On Thursday, Brendan Carr, a Republican commissioner at the Federal Communications Commission, called for United States national security agencies to investigate two Chinese telecommunications providers.
Carr called for the investigation at an FCC Open Meeting on Thursday, prior to voting on a measure that would block a separate Chinese company, China Mobile, from operating within the US.
“The evidence I’ve seen in this case calls those existing authorizations into question,” Carr said in a statement. “For instance, the decision today cites reports that China Telecom has been hijacking US traffic and redirecting it through China.”
Carr also asked for the FCC to open a proceeding into the matter. Carr said: It’s time for the US to take additional action.

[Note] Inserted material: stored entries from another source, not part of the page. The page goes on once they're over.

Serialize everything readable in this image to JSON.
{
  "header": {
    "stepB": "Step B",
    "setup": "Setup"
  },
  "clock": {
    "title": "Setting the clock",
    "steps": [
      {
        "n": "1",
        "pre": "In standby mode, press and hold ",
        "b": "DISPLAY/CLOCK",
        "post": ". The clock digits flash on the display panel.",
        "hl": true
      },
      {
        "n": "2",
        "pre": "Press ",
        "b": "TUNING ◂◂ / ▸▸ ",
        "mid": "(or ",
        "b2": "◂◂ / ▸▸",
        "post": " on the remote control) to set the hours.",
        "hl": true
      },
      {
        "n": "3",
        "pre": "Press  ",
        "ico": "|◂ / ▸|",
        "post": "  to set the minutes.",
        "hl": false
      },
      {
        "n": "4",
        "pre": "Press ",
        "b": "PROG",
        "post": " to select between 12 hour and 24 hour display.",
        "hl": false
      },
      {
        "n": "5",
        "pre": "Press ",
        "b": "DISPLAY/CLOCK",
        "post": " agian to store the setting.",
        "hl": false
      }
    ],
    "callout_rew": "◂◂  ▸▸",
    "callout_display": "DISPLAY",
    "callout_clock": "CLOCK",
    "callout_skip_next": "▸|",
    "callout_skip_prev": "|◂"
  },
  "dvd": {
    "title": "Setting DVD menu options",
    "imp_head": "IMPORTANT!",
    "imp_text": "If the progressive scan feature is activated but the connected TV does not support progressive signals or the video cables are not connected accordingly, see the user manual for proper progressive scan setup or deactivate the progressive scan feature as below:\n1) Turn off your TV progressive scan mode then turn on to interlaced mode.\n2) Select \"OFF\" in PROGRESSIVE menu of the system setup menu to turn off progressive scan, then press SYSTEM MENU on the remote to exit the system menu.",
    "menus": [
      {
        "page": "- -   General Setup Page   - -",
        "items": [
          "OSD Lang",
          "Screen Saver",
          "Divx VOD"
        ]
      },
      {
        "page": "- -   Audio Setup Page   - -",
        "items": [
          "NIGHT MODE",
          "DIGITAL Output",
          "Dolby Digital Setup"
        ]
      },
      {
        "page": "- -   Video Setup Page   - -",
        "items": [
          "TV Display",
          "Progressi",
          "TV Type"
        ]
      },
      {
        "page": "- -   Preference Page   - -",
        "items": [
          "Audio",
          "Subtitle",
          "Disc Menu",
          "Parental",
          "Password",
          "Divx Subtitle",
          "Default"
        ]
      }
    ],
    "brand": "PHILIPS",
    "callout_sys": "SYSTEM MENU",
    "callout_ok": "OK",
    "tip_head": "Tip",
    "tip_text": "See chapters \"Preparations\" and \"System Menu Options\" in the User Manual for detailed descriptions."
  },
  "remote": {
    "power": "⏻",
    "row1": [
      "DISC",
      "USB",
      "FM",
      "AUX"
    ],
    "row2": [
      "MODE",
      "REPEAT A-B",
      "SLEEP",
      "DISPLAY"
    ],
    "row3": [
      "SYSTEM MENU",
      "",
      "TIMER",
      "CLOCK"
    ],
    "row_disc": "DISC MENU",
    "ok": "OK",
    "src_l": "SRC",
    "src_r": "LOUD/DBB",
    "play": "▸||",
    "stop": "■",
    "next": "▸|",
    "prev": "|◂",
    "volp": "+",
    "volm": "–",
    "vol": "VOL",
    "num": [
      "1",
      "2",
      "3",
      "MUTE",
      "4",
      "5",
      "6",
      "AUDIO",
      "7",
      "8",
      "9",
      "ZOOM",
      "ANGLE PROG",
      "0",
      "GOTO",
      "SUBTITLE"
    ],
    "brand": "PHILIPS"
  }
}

“Security threats have evolved over the many years since those companies were granted interconnection rights to US networks in the early 2000s. Much if not all of the reasoning behind today’s decision appears to apply with equal or greater force to those legacy authorizations. Let’s ensure that our decisions from decades past don’t inadvertently endanger American interests.”
Democratic commissioner Geoffrey Starks also voiced concern over authorizations given to these other Chinese telecommunications companies, but he didn’t go as far as to call for an investigation.
“Earlier commissioners granted [authority] to other carriers with similar ownership structure to that of China Mobile,” Starks said. “The executive branch underscores how the national security environment has changed since they were granted.”
No commissioner other than Carr has called for a similar investigation. The measure being voted on today to block China Mobile from US networks was approved in a 5-0 vote.
Last month, when the measure was announced, FCC chairman Ajit Pai said: “It is clear that China Mobile’s application to provide telecommunications services in our country raises substantial and serious national security and law enforcement risks.”